Operations grimoire/Router

From Nasqueron Agora

Routers

Troubleshoot

Switch primary router

This procedure can be used when the current primary router doesn't allow access and network access through the GRE/CARP setup is degraded.

Typical symptoms observed:

  • ICMP may still work, but TCP sessions cannot actually be used
  • `nc` can connect to TCP ports, but SSH or Vault requests hang
  • Vault queries time out during TLS handshake
  • access through Windriver becomes unstable
  • router-003 does not appear to restore SSH access properly when it becomes primary
  • the issue may disappear temporarily after switching the primary router (mostly router-002 remains usuable), but can come back later

Observed troubleshooting notes:

  • the issue can reappear after about 1 hour, but sometimes only after up to 48 hours
  • GRE tunnels may remain pingable while application access times out
  • when the issue occurs, routing and primary router state should be checked

Procedure

If `router-002` is currently primary and needs to be switched out temporarily, disable `vmx1` on `router-002` so that `router-003` can take over:

ifconfig vmx1 down on router-002 / ifconfig vmx1 up on router-003

the unused router needs to be in INIT status and not BAKCUP, as BACKUP status blocks access for an unknown reason.
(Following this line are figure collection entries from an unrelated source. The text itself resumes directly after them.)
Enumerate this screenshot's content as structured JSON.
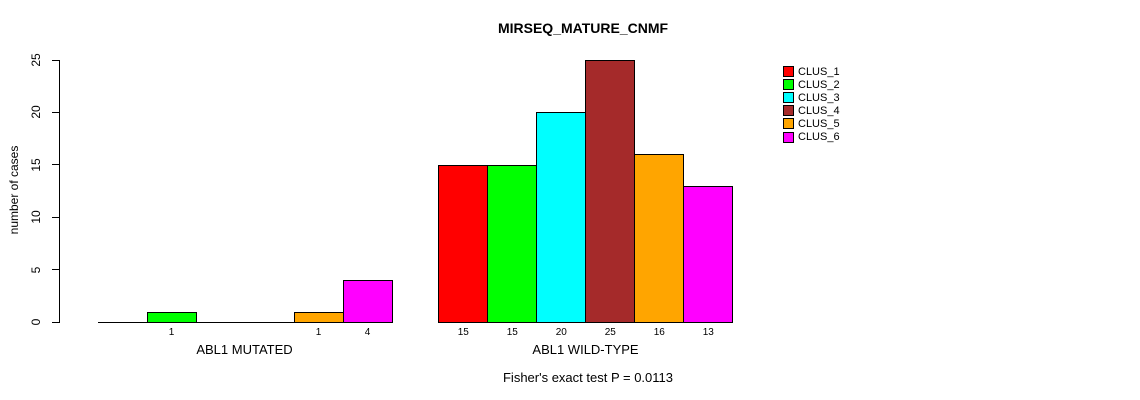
{
  "chart_data": {
    "type": "bar",
    "title": "MIRSEQ_MATURE_CNMF",
    "ylabel": "number of cases",
    "categories": [
      "ABL1 MUTATED",
      "ABL1 WILD-TYPE"
    ],
    "series": [
      {
        "name": "CLUS_1",
        "color": "#FF0000",
        "values": [
          0,
          15
        ]
      },
      {
        "name": "CLUS_2",
        "color": "#00FF00",
        "values": [
          1,
          15
        ]
      },
      {
        "name": "CLUS_3",
        "color": "#00FFFF",
        "values": [
          0,
          20
        ]
      },
      {
        "name": "CLUS_4",
        "color": "#A52A2A",
        "values": [
          0,
          25
        ]
      },
      {
        "name": "CLUS_5",
        "color": "#FFA500",
        "values": [
          1,
          16
        ]
      },
      {
        "name": "CLUS_6",
        "color": "#FF00FF",
        "values": [
          4,
          13
        ]
      }
    ],
    "bar_value_labels": {
      "ABL1 MUTATED": [
        "",
        "1",
        "",
        "",
        "1",
        "4"
      ],
      "ABL1 WILD-TYPE": [
        "15",
        "15",
        "20",
        "25",
        "16",
        "13"
      ]
    },
    "yticks": [
      0,
      5,
      10,
      15,
      20,
      25
    ],
    "ylim": [
      0,
      25
    ],
    "grid": false,
    "legend_position": "top-right",
    "annotation": "Fisher's exact test P = 0.0113",
    "bar_border_color": "#000000",
    "background_color": "#FFFFFF"
  }
}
To re-enable the interface later:

ifconfig vmx1 up

If the switch does not restore connectivity, it may be necessary to revert the operation by disabling `vmx1` again on the new primary and re-enabling it on the previous router.

Checks

Check CARP logs

tail -f /var/log/carp.log

Check current routing table:

netstat -rn

Check TCP connectivity:

nc -zv 172.27.27.7 22
nc -zv 172.27.27.7 8201

Check Vault status:

vault status


This is currently a workaround, not a permanent fix.

The network issue is still unstable and requires further investigation.